OBJECTIVES: This study compared treatment patterns among NVAF patients initiating apixaban or warfarin by race/ethnicity [White, African American (AA), or Hispanic].

METHODS: NVAF patients aged ≥18 years who initiated apixaban or warfarin following their first NVAF diagnosis were identified using the Komodo Healthcare Map data between 01Jan2019 to 31Dec2022. Patients were enrolled in a US commercial health plan. The first treatment initiation date was designated as the index date. Patients had ≥6 months of pre-index and post-index continuous enrollment. Follow-up was defined as index date until earliest date of disenrollment, discontinuation of index treatment, death, or study end. In the follow-up period, treatment patterns (discontinuation, switch) were compared in the overall population and by race/ethnicity. Inverse-probability treatment weighting (IPTW) balanced the treatment groups on relevant demographic and clinical characteristics. Incidence rates (IR) for outcomes were calculated per 100 person-years. Cox proportional hazards models were used to evaluate the adjusted risk of outcomes reported as hazard ratios (HR) with 95% confidence interval (CI).

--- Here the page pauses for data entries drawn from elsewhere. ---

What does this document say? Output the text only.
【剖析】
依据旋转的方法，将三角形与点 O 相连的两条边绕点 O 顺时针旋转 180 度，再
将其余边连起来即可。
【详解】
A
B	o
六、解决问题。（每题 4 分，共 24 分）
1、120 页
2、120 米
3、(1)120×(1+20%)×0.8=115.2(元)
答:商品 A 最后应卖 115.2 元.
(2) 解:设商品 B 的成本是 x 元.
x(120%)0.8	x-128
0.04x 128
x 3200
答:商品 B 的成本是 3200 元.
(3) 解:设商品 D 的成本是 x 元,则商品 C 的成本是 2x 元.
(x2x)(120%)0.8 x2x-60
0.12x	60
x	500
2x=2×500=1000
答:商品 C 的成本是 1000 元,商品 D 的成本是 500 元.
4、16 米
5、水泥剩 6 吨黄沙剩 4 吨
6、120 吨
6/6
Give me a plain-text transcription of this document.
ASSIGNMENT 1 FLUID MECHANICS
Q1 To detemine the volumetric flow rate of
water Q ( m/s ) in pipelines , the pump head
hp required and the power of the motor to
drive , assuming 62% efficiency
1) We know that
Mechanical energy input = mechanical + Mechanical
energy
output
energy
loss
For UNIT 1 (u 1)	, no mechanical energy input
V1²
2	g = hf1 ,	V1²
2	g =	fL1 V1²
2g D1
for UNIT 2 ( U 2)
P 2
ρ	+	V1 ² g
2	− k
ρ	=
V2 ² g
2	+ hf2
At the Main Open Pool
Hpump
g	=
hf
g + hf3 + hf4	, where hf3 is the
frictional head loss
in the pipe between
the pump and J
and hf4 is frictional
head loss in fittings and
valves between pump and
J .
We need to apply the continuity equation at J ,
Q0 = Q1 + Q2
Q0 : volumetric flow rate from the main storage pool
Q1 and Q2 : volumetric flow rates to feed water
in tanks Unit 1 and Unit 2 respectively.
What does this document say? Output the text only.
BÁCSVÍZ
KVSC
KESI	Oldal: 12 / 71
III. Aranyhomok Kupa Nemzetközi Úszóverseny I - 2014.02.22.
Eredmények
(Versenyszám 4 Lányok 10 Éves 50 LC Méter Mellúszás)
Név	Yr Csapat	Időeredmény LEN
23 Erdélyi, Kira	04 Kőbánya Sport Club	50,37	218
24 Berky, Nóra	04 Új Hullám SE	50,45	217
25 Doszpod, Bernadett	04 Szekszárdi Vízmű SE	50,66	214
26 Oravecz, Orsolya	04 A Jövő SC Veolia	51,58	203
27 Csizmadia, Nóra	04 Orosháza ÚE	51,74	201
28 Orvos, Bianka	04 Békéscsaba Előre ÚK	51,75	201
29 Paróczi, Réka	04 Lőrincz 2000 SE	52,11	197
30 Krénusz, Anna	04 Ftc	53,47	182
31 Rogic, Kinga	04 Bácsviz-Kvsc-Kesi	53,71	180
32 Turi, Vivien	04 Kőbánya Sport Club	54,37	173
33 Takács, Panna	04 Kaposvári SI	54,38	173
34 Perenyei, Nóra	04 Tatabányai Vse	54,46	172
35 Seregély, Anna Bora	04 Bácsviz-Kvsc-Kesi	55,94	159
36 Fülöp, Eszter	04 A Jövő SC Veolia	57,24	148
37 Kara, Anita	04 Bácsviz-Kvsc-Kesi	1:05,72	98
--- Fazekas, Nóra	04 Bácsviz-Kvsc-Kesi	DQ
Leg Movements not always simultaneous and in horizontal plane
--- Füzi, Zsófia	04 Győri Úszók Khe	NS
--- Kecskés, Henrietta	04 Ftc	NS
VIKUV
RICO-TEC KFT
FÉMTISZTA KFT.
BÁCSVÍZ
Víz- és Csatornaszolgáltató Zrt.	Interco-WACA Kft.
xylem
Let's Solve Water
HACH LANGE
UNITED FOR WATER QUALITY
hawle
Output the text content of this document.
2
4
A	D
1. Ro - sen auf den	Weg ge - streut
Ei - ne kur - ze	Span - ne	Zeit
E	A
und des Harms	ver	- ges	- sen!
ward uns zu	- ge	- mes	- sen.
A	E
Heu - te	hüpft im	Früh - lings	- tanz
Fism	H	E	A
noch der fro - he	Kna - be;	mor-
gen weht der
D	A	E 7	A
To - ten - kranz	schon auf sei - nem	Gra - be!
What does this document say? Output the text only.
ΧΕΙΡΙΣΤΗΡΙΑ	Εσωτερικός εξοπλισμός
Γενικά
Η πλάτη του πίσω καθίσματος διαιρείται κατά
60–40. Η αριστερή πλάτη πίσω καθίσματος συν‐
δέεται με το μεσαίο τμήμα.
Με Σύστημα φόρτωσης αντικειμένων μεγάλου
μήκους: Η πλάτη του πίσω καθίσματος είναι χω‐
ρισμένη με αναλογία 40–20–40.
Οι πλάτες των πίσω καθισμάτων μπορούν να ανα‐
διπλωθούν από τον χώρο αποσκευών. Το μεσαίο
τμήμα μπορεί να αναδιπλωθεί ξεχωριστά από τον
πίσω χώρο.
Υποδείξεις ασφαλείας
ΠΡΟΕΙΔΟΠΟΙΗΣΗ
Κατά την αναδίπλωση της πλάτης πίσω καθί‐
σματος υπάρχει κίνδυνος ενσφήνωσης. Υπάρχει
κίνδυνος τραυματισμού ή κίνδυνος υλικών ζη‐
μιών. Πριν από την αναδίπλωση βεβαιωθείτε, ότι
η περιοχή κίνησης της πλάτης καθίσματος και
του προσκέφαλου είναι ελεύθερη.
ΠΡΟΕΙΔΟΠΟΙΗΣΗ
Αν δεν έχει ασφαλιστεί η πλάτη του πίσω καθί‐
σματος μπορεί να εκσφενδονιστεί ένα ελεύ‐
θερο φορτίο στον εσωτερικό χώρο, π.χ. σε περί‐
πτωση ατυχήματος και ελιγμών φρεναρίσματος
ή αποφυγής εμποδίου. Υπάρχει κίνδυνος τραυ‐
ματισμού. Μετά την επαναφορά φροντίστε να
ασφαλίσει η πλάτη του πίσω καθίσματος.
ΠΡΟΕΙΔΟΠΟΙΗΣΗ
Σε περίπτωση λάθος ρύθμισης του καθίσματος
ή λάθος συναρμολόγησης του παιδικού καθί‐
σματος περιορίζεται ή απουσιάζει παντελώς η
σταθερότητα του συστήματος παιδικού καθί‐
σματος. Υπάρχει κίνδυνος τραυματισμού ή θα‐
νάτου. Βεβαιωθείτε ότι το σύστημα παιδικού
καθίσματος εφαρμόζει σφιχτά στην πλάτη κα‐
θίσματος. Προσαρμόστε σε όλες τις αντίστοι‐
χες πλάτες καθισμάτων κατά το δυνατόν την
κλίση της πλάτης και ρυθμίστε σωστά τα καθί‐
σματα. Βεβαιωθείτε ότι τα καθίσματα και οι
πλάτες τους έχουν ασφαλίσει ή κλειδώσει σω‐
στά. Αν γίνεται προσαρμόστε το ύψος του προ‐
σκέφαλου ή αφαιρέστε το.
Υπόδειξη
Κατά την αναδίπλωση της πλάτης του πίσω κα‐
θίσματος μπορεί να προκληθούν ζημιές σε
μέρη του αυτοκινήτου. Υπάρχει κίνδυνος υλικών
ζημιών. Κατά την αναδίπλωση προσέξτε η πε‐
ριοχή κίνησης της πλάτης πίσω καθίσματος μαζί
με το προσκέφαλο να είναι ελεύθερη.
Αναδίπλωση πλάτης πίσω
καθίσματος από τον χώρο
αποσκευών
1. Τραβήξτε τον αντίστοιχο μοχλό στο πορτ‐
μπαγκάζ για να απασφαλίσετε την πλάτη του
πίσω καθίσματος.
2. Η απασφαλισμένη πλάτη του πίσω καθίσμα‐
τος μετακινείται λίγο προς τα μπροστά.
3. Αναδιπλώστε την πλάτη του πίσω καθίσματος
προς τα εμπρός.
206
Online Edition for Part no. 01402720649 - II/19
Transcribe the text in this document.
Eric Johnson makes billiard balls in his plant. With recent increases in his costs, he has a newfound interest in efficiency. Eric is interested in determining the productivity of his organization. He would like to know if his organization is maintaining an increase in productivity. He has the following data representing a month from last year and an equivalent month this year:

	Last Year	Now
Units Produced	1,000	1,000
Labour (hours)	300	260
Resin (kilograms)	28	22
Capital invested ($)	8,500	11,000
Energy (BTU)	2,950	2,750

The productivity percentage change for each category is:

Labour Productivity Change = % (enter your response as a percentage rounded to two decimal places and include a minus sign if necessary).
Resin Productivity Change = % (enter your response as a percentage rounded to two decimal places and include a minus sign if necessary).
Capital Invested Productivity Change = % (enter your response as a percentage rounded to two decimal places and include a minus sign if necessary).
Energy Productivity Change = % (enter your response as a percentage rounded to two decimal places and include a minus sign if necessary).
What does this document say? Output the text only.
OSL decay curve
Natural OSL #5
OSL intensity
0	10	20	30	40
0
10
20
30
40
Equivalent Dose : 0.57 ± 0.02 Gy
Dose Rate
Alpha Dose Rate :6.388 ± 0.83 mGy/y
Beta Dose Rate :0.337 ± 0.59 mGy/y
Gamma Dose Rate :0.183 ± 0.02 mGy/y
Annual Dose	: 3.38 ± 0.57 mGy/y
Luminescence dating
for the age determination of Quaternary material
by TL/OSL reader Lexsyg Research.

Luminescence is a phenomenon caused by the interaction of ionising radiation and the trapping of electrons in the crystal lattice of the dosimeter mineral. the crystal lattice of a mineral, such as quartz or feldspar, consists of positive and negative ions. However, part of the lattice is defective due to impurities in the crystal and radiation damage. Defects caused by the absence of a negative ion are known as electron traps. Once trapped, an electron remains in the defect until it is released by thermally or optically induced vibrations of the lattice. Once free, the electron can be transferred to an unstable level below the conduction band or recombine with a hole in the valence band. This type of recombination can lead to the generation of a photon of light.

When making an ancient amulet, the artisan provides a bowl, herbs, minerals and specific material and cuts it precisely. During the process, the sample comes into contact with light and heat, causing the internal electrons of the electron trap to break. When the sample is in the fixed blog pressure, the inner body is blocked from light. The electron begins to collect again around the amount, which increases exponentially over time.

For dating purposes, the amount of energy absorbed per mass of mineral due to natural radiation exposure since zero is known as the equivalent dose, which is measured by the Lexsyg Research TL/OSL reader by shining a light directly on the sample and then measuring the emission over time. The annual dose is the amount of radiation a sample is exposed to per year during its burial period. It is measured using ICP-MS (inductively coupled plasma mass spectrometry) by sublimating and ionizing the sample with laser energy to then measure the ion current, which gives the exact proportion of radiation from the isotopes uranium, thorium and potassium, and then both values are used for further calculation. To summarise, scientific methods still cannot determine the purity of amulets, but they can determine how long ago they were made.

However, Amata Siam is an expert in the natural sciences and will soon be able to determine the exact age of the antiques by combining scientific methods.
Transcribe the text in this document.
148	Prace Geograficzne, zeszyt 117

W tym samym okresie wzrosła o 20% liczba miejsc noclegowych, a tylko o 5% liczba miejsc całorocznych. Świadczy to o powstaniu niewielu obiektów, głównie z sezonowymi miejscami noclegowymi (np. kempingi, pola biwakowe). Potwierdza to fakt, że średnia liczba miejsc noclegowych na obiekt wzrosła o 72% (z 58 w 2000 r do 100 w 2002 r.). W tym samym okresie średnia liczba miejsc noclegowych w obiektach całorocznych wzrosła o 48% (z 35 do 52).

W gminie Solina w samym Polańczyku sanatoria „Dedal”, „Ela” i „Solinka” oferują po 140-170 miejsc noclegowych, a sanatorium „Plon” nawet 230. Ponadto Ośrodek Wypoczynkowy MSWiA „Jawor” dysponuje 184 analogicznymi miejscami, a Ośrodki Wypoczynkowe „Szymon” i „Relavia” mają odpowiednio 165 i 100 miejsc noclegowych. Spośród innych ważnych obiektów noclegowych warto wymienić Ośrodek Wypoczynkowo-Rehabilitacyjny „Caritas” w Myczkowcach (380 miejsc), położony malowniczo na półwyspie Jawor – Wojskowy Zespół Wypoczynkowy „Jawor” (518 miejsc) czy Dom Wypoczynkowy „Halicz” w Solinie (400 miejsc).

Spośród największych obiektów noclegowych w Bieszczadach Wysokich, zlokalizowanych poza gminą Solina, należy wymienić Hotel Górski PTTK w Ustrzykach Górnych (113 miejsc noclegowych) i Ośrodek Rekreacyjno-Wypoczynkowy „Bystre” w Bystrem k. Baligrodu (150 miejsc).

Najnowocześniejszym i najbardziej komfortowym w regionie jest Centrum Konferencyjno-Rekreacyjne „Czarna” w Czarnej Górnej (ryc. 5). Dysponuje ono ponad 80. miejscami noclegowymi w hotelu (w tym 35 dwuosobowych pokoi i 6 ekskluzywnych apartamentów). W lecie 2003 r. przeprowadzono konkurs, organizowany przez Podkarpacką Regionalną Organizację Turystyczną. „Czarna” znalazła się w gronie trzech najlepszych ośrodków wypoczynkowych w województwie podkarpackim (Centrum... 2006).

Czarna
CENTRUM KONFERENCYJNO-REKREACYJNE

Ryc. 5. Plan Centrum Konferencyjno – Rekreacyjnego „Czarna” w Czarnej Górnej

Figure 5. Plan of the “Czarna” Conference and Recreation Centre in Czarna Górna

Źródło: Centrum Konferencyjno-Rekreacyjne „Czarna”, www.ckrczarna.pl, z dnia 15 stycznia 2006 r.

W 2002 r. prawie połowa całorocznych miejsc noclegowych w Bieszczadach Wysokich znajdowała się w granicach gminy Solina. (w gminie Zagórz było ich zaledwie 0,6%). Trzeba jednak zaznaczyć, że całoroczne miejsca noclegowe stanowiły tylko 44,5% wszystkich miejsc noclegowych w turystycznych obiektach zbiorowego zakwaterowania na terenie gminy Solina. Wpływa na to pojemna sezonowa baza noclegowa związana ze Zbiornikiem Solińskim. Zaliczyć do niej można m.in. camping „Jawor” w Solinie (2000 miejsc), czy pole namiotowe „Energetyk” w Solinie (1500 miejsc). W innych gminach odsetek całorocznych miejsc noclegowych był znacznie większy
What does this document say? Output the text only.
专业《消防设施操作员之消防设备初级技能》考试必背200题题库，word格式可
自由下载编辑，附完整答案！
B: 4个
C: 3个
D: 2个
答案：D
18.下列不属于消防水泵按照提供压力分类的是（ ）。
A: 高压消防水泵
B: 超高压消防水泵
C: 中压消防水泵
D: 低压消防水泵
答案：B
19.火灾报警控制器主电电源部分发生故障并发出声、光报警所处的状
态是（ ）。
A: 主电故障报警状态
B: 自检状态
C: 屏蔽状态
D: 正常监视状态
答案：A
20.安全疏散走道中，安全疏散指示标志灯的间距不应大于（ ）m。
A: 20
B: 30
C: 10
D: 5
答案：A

RESULTS: The final population included 195,420 NVAF patients, with 62.5% being White, 8.5% being AA, 8.3% being Hispanic, and 20.8% being another race/unknown. Post IPTW, the IR for discontinuation and switch were significantly lower for apixaban than warfarin (IR_{discontinuation}: 55.7 vs 75.3, p<0.0001; IR_switch: 6.3 vs 31.5, p<0.0001). The HR for discontinuation and switch were also significantly lower for apixaban than warfarin (HR_{discontinuation}: 0.76 [95%CI=0.75-0.77]; HR_Switch: 0.21 [95%CI=0.20-0.22]). When stratified by race and ethnicity, the trends were similar among all racial and ethnic groups.

CONCLUSIONS: Apixaban was associated with lower risk of discontinuation and switch compared to warfarin among all NVAF patients and stratified among White, AA, and Hispanic patients.